On Wed,  2 Apr 2014 11:24:43 +0200
Christian Borntraeger <borntraeger@de.ibm.com> wrote:

> shall we send out patch 1 via your tree or kvm? Should be still in for 3.15
> 
> Can you ACK patches 2-5?
> 
> 
> Dominik Dingel (5):
>   KVM: s390: make cmma usage conditionally
>   KVM: s390: Adding skey bit to mmu context
>   KVM: s390: Clear storage keys
>   KVM: s390: Allow skeys to be enabled for the current process
>   KVM: s390: Don't enable skeys by default
> 
>  arch/s390/include/asm/kvm_host.h    |  4 ++
>  arch/s390/include/asm/mmu.h         |  2 +
>  arch/s390/include/asm/mmu_context.h |  1 +
>  arch/s390/include/asm/pgalloc.h     |  3 +-
>  arch/s390/include/asm/pgtable.h     | 42 +++++++++++------
>  arch/s390/kvm/diag.c                |  6 ---
>  arch/s390/kvm/kvm-s390.c            | 61 +++++++++++++++---------
>  arch/s390/kvm/kvm-s390.h            |  6 ++-
>  arch/s390/kvm/priv.c                | 94 +++++++++++++++++++++----------------
>  arch/s390/kvm/trace.h               | 14 ++++++
>  arch/s390/mm/pgtable.c              | 61 +++++++++++++++++++-----
>  11 files changed, 199 insertions(+), 95 deletions(-)
 
This is all related to kvm and the majority of changes are for files
in the kvm directory.

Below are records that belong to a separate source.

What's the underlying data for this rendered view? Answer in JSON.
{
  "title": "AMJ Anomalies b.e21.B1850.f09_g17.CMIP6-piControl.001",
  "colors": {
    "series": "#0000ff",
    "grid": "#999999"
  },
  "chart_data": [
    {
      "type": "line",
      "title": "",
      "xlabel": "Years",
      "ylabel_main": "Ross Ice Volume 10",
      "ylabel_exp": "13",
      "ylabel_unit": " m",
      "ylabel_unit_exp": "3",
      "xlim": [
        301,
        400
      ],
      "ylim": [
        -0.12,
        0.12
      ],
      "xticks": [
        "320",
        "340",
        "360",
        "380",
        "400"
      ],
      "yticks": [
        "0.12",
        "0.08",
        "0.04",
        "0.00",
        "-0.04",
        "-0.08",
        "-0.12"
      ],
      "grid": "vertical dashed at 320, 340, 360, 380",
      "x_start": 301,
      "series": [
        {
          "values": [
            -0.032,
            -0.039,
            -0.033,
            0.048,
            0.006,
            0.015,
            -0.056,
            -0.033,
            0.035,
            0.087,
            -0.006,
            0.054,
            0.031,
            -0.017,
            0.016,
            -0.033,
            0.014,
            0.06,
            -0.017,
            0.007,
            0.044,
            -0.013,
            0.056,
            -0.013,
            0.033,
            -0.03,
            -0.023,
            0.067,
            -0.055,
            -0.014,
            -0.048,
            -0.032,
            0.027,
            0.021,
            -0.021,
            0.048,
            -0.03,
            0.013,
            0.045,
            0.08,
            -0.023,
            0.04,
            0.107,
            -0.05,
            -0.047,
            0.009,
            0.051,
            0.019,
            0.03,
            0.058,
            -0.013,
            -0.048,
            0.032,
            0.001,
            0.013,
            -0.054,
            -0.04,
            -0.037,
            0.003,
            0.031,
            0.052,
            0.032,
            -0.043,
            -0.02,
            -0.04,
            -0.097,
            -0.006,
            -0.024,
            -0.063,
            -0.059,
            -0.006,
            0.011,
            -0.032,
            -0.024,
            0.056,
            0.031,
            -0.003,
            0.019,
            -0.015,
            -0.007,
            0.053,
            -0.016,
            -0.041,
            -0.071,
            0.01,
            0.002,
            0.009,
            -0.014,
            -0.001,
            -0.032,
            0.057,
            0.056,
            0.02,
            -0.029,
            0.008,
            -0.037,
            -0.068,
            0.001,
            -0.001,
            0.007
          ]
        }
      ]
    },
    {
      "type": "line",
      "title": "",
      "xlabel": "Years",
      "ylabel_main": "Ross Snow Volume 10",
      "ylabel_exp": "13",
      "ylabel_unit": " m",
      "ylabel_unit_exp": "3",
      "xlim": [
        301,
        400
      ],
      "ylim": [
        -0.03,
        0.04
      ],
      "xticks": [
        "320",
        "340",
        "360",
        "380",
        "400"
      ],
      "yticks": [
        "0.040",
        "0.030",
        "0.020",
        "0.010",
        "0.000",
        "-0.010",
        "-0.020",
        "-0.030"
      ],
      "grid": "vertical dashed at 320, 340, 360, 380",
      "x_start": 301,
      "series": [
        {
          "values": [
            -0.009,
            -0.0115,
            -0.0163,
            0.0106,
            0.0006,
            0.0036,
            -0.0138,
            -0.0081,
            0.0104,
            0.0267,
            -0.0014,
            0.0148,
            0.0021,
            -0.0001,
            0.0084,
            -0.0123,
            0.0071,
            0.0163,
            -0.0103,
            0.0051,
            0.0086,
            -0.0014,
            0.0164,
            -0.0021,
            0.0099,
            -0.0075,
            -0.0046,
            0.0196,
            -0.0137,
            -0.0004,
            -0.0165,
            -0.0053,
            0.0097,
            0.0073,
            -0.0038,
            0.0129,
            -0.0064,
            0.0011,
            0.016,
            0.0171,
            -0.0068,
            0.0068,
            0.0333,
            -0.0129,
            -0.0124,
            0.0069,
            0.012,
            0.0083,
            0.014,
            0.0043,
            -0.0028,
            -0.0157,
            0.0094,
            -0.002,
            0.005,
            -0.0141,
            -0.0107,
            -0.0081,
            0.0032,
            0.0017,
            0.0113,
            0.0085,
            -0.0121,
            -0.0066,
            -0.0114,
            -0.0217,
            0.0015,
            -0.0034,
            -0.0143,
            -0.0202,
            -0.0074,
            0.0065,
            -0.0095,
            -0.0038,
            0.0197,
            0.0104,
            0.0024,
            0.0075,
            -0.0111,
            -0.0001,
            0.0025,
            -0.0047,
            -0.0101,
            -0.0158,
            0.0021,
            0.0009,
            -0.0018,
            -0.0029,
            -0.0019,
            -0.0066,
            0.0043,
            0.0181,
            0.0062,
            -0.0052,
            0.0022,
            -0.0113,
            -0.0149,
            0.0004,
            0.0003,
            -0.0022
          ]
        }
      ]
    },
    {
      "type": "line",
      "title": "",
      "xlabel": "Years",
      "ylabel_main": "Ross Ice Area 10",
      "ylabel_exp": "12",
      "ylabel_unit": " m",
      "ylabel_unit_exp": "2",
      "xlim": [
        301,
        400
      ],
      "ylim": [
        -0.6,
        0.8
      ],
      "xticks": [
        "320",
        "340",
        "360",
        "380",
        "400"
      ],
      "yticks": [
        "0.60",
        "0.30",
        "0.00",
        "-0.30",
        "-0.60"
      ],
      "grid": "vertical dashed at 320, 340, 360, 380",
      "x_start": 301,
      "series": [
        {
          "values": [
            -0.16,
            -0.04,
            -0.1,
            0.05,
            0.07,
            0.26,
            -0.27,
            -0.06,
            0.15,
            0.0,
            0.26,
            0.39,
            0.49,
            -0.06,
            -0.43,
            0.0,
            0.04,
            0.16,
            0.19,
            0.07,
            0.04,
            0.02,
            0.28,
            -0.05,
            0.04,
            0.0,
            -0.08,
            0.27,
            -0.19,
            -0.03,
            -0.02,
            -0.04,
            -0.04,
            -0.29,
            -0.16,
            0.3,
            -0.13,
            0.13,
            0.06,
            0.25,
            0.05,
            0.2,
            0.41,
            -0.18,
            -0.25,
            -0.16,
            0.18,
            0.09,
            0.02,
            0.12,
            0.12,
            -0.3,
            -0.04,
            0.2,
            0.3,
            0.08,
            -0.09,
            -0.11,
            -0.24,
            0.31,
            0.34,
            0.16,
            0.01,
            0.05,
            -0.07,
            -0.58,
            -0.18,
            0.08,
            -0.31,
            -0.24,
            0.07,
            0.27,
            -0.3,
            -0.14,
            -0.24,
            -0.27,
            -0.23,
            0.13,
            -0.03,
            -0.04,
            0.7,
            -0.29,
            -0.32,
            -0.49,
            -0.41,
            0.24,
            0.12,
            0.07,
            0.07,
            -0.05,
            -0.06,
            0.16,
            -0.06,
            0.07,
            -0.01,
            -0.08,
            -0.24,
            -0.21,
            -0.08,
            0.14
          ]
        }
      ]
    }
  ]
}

The changes in the mm headers only affect the
code for CONFIG_PGSTE=y. I think this should go over the kvm tree.

And "Acked-by: Martin Schwidefsky <schwidefsky@de.ibm.com>" for the
patches 2-5.

-- 
blue skies,
   Martin.

"Reality continues to ruin my life." - Calvin.